As can be seen, in all the above cases, despite the fact that the creation of a data warehouse is a project activity, the creation processes themselves must be regulated to create a high-quality result.
Transition from data storage to a single
As mentioned above, the success of a data warehouse project is determined by quite a lot of input data (budget, sponsor, team, goals, customers). However, we almost did not deal with business processes that are aimed at developing and maintaining HD itself. Below I will try to formulate the main business processes, which are designed to make the processes of working with data in the enterprise really uniform:
- The processes of maintaining technical and user documentation up to date
- The processes of keeping up to date the business dictionary (glossary) of data
- Data Quality Control Processes
- Processes for the collection and management of CD requirements and reporting system
- Processes for managing the storage and processing infrastructure
- Storage Optimization and Data Acquisition Processes
In the modern paradigm, this set of business processes forms the basis of the concept of Data Governance.
Very often, when trying to implement these processes, the HD creation and reporting team will actively resist, or ignore the processes. It is understandable, because in a local sense, this is an extension of the development.
Therefore, it will be useful to take the following actions:
- Introduction of a horizontal liability structure (each participant may be responsible for a small area)
- Graphic representation of all possible workflow for all employees (process formalization)

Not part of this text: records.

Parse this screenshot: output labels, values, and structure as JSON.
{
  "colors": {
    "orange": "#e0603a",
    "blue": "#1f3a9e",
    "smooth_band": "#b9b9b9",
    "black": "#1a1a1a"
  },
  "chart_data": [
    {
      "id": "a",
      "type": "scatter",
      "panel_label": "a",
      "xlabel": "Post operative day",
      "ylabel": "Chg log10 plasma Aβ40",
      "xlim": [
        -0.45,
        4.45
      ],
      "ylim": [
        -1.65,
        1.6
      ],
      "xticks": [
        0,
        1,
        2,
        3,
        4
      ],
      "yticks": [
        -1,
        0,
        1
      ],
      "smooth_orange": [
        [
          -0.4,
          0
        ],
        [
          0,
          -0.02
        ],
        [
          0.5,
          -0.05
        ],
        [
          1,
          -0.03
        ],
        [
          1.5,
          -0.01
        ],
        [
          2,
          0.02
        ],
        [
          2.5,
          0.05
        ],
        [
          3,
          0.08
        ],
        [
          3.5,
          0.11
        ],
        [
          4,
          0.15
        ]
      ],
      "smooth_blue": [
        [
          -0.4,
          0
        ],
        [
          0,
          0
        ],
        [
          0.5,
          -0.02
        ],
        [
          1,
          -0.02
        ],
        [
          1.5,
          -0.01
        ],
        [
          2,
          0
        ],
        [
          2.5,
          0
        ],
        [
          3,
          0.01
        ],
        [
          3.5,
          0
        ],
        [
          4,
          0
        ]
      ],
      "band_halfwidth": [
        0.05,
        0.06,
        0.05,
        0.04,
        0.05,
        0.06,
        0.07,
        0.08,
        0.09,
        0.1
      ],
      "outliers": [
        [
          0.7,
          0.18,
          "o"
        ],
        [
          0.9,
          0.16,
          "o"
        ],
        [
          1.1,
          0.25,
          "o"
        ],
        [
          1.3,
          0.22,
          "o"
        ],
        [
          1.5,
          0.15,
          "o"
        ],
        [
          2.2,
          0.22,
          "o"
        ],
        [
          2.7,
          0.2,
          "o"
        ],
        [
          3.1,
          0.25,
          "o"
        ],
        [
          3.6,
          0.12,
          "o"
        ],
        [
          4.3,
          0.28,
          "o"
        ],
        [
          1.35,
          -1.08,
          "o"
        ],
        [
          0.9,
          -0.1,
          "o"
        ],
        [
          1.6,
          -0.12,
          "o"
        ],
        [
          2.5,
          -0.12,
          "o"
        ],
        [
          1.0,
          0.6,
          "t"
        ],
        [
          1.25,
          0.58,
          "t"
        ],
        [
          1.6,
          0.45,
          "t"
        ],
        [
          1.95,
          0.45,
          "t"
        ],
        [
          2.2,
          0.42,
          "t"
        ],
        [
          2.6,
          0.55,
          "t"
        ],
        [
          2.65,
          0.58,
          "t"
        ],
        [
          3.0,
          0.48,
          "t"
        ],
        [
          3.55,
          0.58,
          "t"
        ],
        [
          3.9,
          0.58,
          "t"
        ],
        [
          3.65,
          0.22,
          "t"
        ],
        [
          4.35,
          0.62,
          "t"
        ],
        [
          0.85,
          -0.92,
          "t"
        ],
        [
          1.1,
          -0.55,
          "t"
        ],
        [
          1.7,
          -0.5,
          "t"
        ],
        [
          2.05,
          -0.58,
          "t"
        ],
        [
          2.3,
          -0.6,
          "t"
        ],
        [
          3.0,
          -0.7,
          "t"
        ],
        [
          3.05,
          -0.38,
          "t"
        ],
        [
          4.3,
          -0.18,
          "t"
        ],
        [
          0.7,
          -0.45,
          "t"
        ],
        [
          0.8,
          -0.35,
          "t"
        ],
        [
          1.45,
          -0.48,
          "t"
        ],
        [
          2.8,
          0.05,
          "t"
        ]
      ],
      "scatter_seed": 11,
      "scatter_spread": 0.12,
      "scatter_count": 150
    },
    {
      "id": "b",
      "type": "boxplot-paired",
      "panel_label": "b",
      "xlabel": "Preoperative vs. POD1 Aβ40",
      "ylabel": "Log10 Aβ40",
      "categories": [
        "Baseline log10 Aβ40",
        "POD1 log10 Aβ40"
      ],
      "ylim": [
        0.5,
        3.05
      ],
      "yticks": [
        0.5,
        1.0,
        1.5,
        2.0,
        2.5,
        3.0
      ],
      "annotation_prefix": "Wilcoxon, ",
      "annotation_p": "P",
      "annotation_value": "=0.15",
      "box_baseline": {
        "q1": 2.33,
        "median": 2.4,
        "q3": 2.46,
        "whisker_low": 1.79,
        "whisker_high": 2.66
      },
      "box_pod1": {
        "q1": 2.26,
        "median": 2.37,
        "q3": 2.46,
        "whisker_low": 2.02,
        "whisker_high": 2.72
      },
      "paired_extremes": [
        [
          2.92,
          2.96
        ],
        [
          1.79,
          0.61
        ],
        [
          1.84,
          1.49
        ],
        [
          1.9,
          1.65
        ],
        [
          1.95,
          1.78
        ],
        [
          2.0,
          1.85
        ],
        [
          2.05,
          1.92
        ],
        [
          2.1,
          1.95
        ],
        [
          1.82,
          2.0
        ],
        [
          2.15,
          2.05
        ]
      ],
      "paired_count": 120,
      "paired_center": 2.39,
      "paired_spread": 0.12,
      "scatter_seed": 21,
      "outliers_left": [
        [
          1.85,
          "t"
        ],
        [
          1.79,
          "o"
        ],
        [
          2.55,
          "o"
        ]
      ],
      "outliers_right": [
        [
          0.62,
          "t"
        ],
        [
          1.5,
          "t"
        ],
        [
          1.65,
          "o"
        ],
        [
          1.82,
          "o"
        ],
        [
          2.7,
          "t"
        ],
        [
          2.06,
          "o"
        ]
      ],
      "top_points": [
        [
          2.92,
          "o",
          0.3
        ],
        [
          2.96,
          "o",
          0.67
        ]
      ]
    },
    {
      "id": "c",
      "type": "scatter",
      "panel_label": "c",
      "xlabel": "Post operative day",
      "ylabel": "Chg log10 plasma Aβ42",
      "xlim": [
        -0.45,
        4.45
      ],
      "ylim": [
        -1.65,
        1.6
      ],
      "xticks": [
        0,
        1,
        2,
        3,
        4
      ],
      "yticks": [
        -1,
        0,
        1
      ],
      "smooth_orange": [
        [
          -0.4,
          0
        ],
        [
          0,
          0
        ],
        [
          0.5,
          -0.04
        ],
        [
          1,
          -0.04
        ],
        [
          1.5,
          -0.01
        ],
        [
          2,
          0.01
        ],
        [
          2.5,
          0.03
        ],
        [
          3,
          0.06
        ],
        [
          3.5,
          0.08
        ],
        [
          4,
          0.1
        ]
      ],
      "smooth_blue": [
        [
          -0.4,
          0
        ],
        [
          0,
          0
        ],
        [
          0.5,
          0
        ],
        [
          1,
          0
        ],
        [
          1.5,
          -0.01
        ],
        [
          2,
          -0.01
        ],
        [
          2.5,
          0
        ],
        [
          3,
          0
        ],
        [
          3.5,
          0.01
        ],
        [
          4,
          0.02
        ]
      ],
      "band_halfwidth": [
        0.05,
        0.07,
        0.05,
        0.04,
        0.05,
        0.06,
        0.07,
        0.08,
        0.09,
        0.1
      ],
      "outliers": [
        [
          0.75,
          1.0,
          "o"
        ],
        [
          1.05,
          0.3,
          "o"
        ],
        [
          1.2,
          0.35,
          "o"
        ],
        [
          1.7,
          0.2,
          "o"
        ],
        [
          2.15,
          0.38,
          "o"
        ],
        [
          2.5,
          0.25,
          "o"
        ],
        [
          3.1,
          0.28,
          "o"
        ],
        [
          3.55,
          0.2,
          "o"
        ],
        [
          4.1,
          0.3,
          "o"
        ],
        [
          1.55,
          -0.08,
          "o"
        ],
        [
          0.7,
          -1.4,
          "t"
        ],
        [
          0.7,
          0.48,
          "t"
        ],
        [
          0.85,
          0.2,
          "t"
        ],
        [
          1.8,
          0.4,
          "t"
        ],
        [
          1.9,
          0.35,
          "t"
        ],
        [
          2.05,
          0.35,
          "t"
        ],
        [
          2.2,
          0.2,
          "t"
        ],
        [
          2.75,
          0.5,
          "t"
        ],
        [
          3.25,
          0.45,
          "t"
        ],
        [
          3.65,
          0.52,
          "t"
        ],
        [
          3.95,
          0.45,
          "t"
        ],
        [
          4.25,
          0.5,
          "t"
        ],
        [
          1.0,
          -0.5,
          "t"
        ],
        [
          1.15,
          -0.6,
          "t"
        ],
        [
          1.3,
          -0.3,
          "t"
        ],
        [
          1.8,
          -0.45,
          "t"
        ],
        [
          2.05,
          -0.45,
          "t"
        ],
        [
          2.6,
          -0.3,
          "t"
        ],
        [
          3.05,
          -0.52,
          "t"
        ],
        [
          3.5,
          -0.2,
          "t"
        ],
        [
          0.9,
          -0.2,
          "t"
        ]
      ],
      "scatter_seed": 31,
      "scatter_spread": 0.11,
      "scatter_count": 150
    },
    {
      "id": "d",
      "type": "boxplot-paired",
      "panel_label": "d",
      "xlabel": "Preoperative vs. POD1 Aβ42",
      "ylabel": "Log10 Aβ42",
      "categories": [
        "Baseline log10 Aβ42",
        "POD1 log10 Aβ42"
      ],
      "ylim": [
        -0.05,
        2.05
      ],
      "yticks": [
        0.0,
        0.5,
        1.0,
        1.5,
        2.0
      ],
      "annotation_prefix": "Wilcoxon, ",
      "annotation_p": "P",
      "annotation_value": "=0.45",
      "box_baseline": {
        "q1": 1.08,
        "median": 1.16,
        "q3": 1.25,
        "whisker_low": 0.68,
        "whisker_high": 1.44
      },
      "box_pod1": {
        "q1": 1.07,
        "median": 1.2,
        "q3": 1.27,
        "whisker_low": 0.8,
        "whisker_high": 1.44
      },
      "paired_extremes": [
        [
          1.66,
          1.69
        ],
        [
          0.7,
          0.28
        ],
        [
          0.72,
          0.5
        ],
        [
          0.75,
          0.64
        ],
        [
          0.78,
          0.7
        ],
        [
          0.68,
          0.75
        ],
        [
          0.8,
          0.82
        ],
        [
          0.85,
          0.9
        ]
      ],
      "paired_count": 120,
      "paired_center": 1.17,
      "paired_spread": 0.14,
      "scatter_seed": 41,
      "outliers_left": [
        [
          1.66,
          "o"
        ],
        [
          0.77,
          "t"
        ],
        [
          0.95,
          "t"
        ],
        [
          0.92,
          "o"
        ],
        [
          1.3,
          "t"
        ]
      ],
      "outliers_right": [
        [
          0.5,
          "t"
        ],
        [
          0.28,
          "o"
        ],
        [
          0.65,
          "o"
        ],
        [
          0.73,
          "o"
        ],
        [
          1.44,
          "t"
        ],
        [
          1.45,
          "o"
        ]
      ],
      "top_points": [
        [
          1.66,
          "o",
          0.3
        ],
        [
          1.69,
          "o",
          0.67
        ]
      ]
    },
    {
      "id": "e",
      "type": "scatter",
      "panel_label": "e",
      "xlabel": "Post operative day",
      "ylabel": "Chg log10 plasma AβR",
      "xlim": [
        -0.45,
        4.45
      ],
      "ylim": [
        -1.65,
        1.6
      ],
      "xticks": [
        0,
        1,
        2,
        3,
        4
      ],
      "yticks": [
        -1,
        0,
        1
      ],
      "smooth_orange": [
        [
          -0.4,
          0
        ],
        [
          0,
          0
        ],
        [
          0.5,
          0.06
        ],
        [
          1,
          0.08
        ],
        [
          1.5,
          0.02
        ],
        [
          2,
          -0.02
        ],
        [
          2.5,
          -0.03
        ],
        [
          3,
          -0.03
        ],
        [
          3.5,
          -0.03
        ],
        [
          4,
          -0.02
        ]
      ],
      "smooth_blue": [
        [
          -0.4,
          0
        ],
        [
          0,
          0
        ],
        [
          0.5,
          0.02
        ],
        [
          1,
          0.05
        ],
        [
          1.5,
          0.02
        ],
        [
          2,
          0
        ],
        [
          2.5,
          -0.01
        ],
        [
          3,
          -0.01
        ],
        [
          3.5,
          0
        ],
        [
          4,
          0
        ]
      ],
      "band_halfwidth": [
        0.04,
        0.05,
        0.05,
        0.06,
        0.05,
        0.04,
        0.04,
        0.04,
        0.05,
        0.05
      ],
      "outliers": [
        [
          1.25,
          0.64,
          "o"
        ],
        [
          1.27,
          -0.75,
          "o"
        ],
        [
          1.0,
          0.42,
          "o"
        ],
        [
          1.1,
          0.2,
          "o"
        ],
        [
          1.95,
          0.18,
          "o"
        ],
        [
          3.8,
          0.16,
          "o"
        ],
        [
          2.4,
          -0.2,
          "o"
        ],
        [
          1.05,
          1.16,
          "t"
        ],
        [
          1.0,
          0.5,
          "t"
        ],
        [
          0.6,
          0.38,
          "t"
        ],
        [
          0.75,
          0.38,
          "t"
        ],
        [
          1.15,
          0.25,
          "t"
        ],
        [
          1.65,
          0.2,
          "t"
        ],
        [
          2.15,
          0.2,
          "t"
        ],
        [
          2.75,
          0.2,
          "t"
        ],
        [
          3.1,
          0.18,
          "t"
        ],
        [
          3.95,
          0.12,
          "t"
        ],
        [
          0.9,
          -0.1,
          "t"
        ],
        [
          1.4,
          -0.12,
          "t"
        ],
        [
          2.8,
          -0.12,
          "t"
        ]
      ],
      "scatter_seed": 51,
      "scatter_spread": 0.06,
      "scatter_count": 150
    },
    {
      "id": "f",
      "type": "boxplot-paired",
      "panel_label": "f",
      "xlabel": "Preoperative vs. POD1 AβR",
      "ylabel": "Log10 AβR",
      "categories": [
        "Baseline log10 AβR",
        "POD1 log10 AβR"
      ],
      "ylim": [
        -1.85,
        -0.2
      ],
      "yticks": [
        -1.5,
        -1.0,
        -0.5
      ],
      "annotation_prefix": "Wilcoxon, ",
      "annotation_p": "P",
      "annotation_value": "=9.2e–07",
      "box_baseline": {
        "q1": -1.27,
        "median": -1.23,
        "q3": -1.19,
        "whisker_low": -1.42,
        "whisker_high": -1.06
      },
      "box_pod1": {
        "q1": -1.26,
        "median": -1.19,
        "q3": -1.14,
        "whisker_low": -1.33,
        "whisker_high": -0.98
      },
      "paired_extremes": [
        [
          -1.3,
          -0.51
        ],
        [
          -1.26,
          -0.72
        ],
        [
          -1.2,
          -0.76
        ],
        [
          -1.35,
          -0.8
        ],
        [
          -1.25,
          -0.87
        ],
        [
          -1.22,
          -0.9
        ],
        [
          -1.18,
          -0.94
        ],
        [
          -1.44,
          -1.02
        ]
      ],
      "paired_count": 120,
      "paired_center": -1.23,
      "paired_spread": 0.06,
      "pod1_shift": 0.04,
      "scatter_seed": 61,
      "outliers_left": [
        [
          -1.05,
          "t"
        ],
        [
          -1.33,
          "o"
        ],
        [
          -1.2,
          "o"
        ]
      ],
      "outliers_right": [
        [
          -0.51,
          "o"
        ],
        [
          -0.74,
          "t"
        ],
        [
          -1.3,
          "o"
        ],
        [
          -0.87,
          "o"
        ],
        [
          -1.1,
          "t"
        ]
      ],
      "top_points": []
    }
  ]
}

- Integration into the KPI system percentage and quality of performance of responsibility
Despite the fact that in the local sense, the transition process seems to be significantly “bureaucratic” and heavy, in the global sense, this provides significant advantages and time savings. Since the main loss of time - when inventing from scratch already existing solutions due to the impossibility or lack of desire to understand the existing mechanism.
A little bit about the target architectural solution
Although the EXD architecture pulls into a separate large article, or even a book, I will also outline the main technical requirements for a mature data warehouse:
- The data lake paradigm does not replace corporate data warehouses, but coexists with it
- EXD should have different data delivery interfaces: bi tools, the ability to perform ad-hoc sql queries, standard data rendering in json, xml, etc.
- A role-based data access model should be implemented.
- Response speed when accessing data: 90% of typical requests - less than 1 second, 99% of requests - less than 10 seconds. There should be a fairly good resource reserve.
- The presence of a single and coherent central layer of HD (preferably - Inmon methodology)
As a result, the data warehouse is called not only by the availability of sources, but by the availability of data consumers. And it is much more difficult than writing a universal ETL and adjusting petabytes of memory.